Recovery Fund Per questo tipo di politiche attive, ci sono risorse economiche importanti a partire dai fondi della programmazione comunitaria 2021-2027, nonché dagli interventi relativi al Piano Periferie ed al futuro Recovery Fund. «Registriamo ad oggi mancate risposte ed incomprensibili silenzi – prosegue Lupi – Siamo ancora in attesa dell’atto di programmazione urbanistico-commerciale in materia di medie e grandi superfici di vendita: atto dovuto, ormai da anni, per dare una definitiva attuazione alla vigente legge regionale sul commercio, oltre che passaggio importante nelle strategie in materia di sostegno al piccolo commercio cittadino. Nessuna evidenza inoltre, per la definizione di nuovi processi di rigenerazione urbana od anche del completamento di quelli bloccati, la cui realizzazione potrebbe innescare potenzialità di ripresa e sviluppo anche per il piccolo commercio cittadino: un esempio è la mancata risoluzione della vicenda del vecchio Mercato Coperto e collegata rivitalizzazione del mercato di Largo Manni. Poco incoraggiante è anche la questione del temporaneo trasferimento del mercatino infrasettimanale. Non si è riusciti ad individuare una localizzazione idonea.
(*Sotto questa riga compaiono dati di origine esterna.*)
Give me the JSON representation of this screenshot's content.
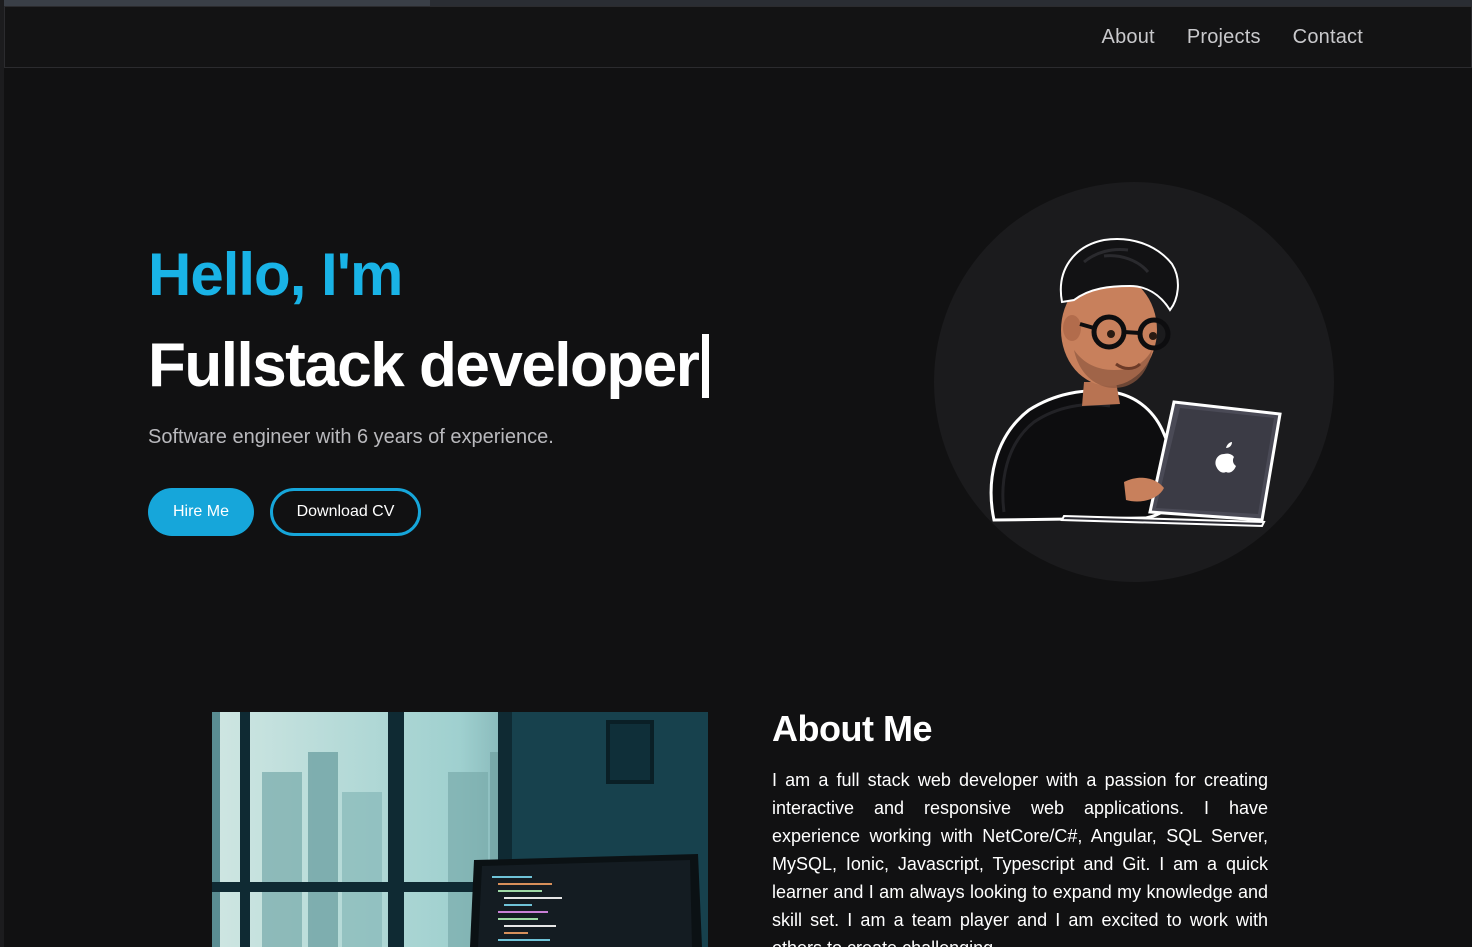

L’area Staino ha evidenziato limiti sia per gli operatori che per i cittadini. A nostro avviso la soluzione più idonea è quella del centro città, che consentirebbe parimenti una migliore fruibilità ed un risparmio economico da parte dell’Ente. La nostra proposta riguarda Corso del Popolo e parte di Largo Frankl, dove attualmente si svolgono alcune importanti fiere cittadine, oppure l’area dei Giardini della Passeggiata e zone limitrofe, escludendo la parte relativa al Parco giochi per i bambini. Tale indicazione intende offrire una occasione di animazione commerciale anche a vantaggio delle attività in sede fissa, dando una opportunità alle ragioni di un commercio in profondissima crisi».

M5s «Spostare il mercatino del mercoledì in centro significa dare una boccata di ossigeno a quei commercianti che in questa città hanno sempre e solo pagato le tasse senza ricevere mai nulla in cambio. Lo abbiamo detto per primi, da diverso tempo e non vediamo alternative all’utilizzo delle piazze contigue a Piazza della Repubblica  e di parte di corso del Popolo. Tutte le altre ipotesi prospettate, inclusa quella dell’utilizzo del parco pubblico della Passeggiata non avrebbero lo stesso impatto sull’economia del commercio cittadino. Non cogliere questa opportunità per pigrizia amministrativa e accampando scuse come l’utilizzo delle piazze per fantomatici eventi, risulta uno schiaffo a chi ha ancora il coraggio di fare impresa in questo deserto chiamato città». Questo l’intervento del gruppo consiliare M5s che aggiunge: «Il mercatino del mercoledì è un evento che raduna settimanalmente migliaia di persone che potrebbero affollare le vie del centro storico. Inoltre la cornice del centro potrebbe con il tempo risultare attrattiva anche per persone provenienti da città e zone limitrofe. Questa opportunità -concludono – è troppo strategica ed importante per esser liquidata con la solita faciloneria da parte di un’amministrazione che sulle partite che contano fa sempre più fatica a dimostrare piglio  e discontinuità con il passato».